# Trading Halt for 18 months, off market transfer for tax loss?



## o0mikey0o_17 (17 April 2017)

Hi Guys,

I currently pay 46% of my income in tax  and don't mind paying my taxes, but fear I am about to pay double. 

The business I was working with in 2015/17, which I was heavily invested in through RSU and ESP, sold and I realized financial gains (approximately 70k AUD) which is great! I only held the stock for about 12 months. Shortly after I was made redundant anyway, so much of that replaced my income and away we went.

In 2015, I purchased a terrible stock, and since that year, it's been in trading halt and I'm holding a 82% loss, ever since (approximately $42k loss)

I've been hoping they would resume trading before FY16/17 so I can liquidate the lot, however, I'm concerned now that's not going to be possible.

Is it possible/legal to transfer or give away stock, that's in trading halt, off market?
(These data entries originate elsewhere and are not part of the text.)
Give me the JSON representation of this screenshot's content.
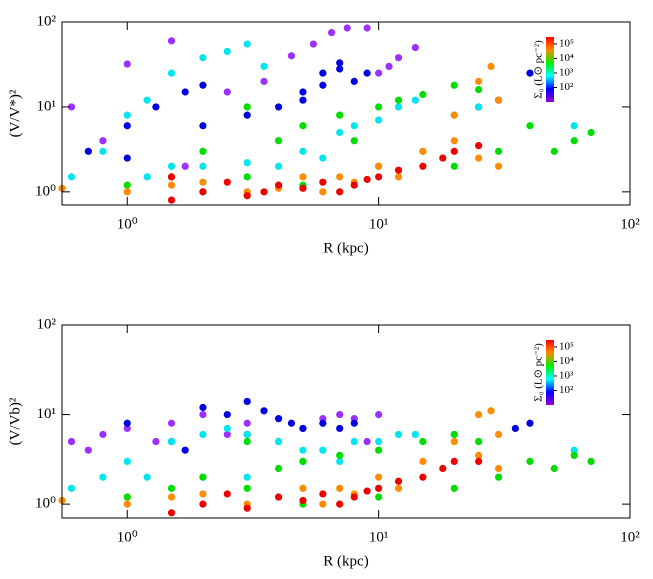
{
  "chart_data": [
    {
      "type": "scatter",
      "xlabel": "R (kpc)",
      "ylabel": "(V/V*)²",
      "log_x": true,
      "log_y": true,
      "xlim": [
        0.55,
        100
      ],
      "ylim": [
        0.7,
        100
      ],
      "xticks": [
        {
          "value": 1,
          "label": "10⁰"
        },
        {
          "value": 10,
          "label": "10¹"
        },
        {
          "value": 100,
          "label": "10²"
        }
      ],
      "yticks": [
        {
          "value": 1,
          "label": "10⁰"
        },
        {
          "value": 10,
          "label": "10¹"
        },
        {
          "value": 100,
          "label": "10²"
        }
      ],
      "colorbar": {
        "label": "Σ₀ (L⊙ pc⁻²)",
        "clim": [
          10,
          300000
        ],
        "colors": [
          "#ff0000",
          "#ff8c00",
          "#00ee00",
          "#00ffff",
          "#0000ff",
          "#9400d3"
        ],
        "ticks": [
          {
            "value": 100000,
            "label": "10⁵"
          },
          {
            "value": 10000,
            "label": "10⁴"
          },
          {
            "value": 1000,
            "label": "10³"
          },
          {
            "value": 100,
            "label": "10²"
          }
        ]
      },
      "series": [
        {
          "color": "#9b30ff",
          "x": [
            0.6,
            1.0,
            1.5,
            2.5,
            3.5,
            4.5,
            5.5,
            6.5,
            7.5,
            9,
            10,
            11,
            12,
            14,
            1.7,
            0.8
          ],
          "values": [
            10,
            32,
            60,
            15,
            20,
            40,
            55,
            75,
            85,
            85,
            25,
            30,
            38,
            50,
            2,
            4
          ]
        },
        {
          "color": "#0000e0",
          "x": [
            0.7,
            1,
            1.3,
            1.7,
            2,
            3,
            4,
            5,
            6,
            7,
            8,
            9,
            5,
            6,
            7,
            2,
            1,
            40,
            30,
            25
          ],
          "values": [
            3,
            6,
            10,
            15,
            18,
            8,
            10,
            12,
            25,
            33,
            20,
            25,
            15,
            18,
            28,
            6,
            2.5,
            25,
            12,
            10
          ]
        },
        {
          "color": "#00e5ee",
          "x": [
            0.6,
            0.8,
            1,
            1.2,
            1.5,
            2,
            2.5,
            3,
            3.5,
            1.5,
            2,
            3,
            5,
            7,
            10,
            12,
            14,
            20,
            25,
            60,
            4,
            8,
            6,
            1.2
          ],
          "values": [
            1.5,
            3,
            8,
            12,
            25,
            38,
            45,
            55,
            30,
            2,
            2,
            2.2,
            3,
            5,
            7,
            10,
            12,
            8,
            10,
            6,
            2,
            6,
            2.5,
            1.5
          ]
        },
        {
          "color": "#00dd00",
          "x": [
            1,
            1.5,
            2,
            3,
            4,
            5,
            7,
            10,
            12,
            15,
            20,
            25,
            40,
            60,
            70,
            30,
            20,
            10,
            3,
            2,
            5,
            50,
            15,
            8
          ],
          "values": [
            1.2,
            1.5,
            3,
            1.5,
            4,
            6,
            8,
            10,
            12,
            14,
            18,
            16,
            6,
            4,
            5,
            3,
            2,
            2,
            10,
            1,
            1.2,
            3,
            3,
            4
          ]
        },
        {
          "color": "#ff8c00",
          "x": [
            0.55,
            1,
            1.5,
            2,
            3,
            4,
            5,
            7,
            10,
            15,
            20,
            25,
            28,
            30,
            20,
            25,
            30,
            8,
            12,
            6
          ],
          "values": [
            1.1,
            1,
            1.2,
            1.3,
            1,
            1.1,
            1.5,
            1.5,
            2,
            3,
            8,
            20,
            30,
            12,
            4,
            2.5,
            2,
            1.3,
            1.5,
            1
          ]
        },
        {
          "color": "#ee0000",
          "x": [
            1.5,
            2,
            2.5,
            3,
            3.5,
            4,
            5,
            6,
            8,
            10,
            12,
            15,
            18,
            20,
            25,
            7,
            9,
            1.5
          ],
          "values": [
            0.8,
            1,
            1.3,
            0.9,
            1,
            1.2,
            1.1,
            1.3,
            1.2,
            1.5,
            1.8,
            2,
            2.5,
            3,
            3.5,
            1,
            1.4,
            1.5
          ]
        }
      ]
    },
    {
      "type": "scatter",
      "xlabel": "R (kpc)",
      "ylabel": "(V/Vb)²",
      "log_x": true,
      "log_y": true,
      "xlim": [
        0.55,
        100
      ],
      "ylim": [
        0.7,
        100
      ],
      "xticks": [
        {
          "value": 1,
          "label": "10⁰"
        },
        {
          "value": 10,
          "label": "10¹"
        },
        {
          "value": 100,
          "label": "10²"
        }
      ],
      "yticks": [
        {
          "value": 1,
          "label": "10⁰"
        },
        {
          "value": 10,
          "label": "10¹"
        },
        {
          "value": 100,
          "label": "10²"
        }
      ],
      "colorbar": {
        "label": "Σ₀ (L⊙ pc⁻²)",
        "clim": [
          10,
          300000
        ],
        "colors": [
          "#ff0000",
          "#ff8c00",
          "#00ee00",
          "#00ffff",
          "#0000ff",
          "#9400d3"
        ],
        "ticks": [
          {
            "value": 100000,
            "label": "10⁵"
          },
          {
            "value": 10000,
            "label": "10⁴"
          },
          {
            "value": 1000,
            "label": "10³"
          },
          {
            "value": 100,
            "label": "10²"
          }
        ]
      },
      "series": [
        {
          "color": "#9b30ff",
          "x": [
            0.6,
            0.8,
            1,
            1.5,
            2,
            3,
            4,
            5,
            6,
            7,
            8,
            10,
            9,
            0.7,
            1.3,
            2.5
          ],
          "values": [
            5,
            6,
            7,
            8,
            10,
            8,
            5,
            7,
            9,
            10,
            9,
            10,
            5,
            4,
            5,
            6
          ]
        },
        {
          "color": "#0000e0",
          "x": [
            1,
            1.5,
            2,
            2.5,
            3,
            3.5,
            4,
            4.5,
            5,
            6,
            7,
            8,
            40,
            35,
            1.7,
            3
          ],
          "values": [
            8,
            5,
            12,
            10,
            14,
            11,
            9,
            8,
            7,
            8,
            7,
            8,
            8,
            7,
            4,
            6
          ]
        },
        {
          "color": "#00e5ee",
          "x": [
            0.6,
            0.8,
            1,
            1.5,
            2,
            2.5,
            3,
            4,
            5,
            6,
            8,
            10,
            12,
            14,
            20,
            25,
            60,
            1.2,
            2,
            3,
            5,
            7
          ],
          "values": [
            1.5,
            2,
            3,
            5,
            6,
            7,
            6,
            5,
            4,
            4,
            5,
            5,
            6,
            6,
            6,
            5,
            4,
            2,
            2,
            2,
            3,
            3
          ]
        },
        {
          "color": "#00dd00",
          "x": [
            1,
            1.5,
            2,
            3,
            4,
            5,
            7,
            10,
            15,
            20,
            25,
            40,
            60,
            70,
            30,
            20,
            10,
            3,
            5,
            50
          ],
          "values": [
            1.2,
            1.5,
            2,
            1.5,
            2.5,
            3,
            3.5,
            4,
            5,
            6,
            5,
            3,
            3.5,
            3,
            2,
            1.5,
            1.2,
            5,
            1,
            2.5
          ]
        },
        {
          "color": "#ff8c00",
          "x": [
            0.55,
            1,
            1.5,
            2,
            3,
            5,
            7,
            10,
            15,
            20,
            25,
            28,
            30,
            25,
            30,
            8,
            12,
            6
          ],
          "values": [
            1.1,
            1,
            1.2,
            1.3,
            1,
            1.5,
            1.5,
            2,
            3,
            5,
            10,
            11,
            6,
            3.5,
            2.5,
            1.3,
            1.5,
            1
          ]
        },
        {
          "color": "#ee0000",
          "x": [
            1.5,
            2,
            2.5,
            3,
            4,
            5,
            6,
            8,
            10,
            12,
            15,
            18,
            20,
            25,
            7,
            9
          ],
          "values": [
            0.8,
            1,
            1.3,
            0.9,
            1.2,
            1.1,
            1.3,
            1.2,
            1.5,
            1.8,
            2,
            2.5,
            3,
            3,
            1,
            1.4
          ]
        }
      ]
    }
  ]
}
And realize that capital loss? 

I don't care if it goes to family or even a homeless person, I just don't want the tax that I'll have to pay on my gain.

Curiously...

Bitter/sweet investor


----------



## Iggy_Pop (18 April 2017)

Thought share gift might be an option but they do not cover suspended companies. http://www.sharegiftaustralia.org.au/donating-shares-1
I assume you could do an off market transfer to some else in you family and would be able to claim the loss. Suggest ringing your broker and ask.


----------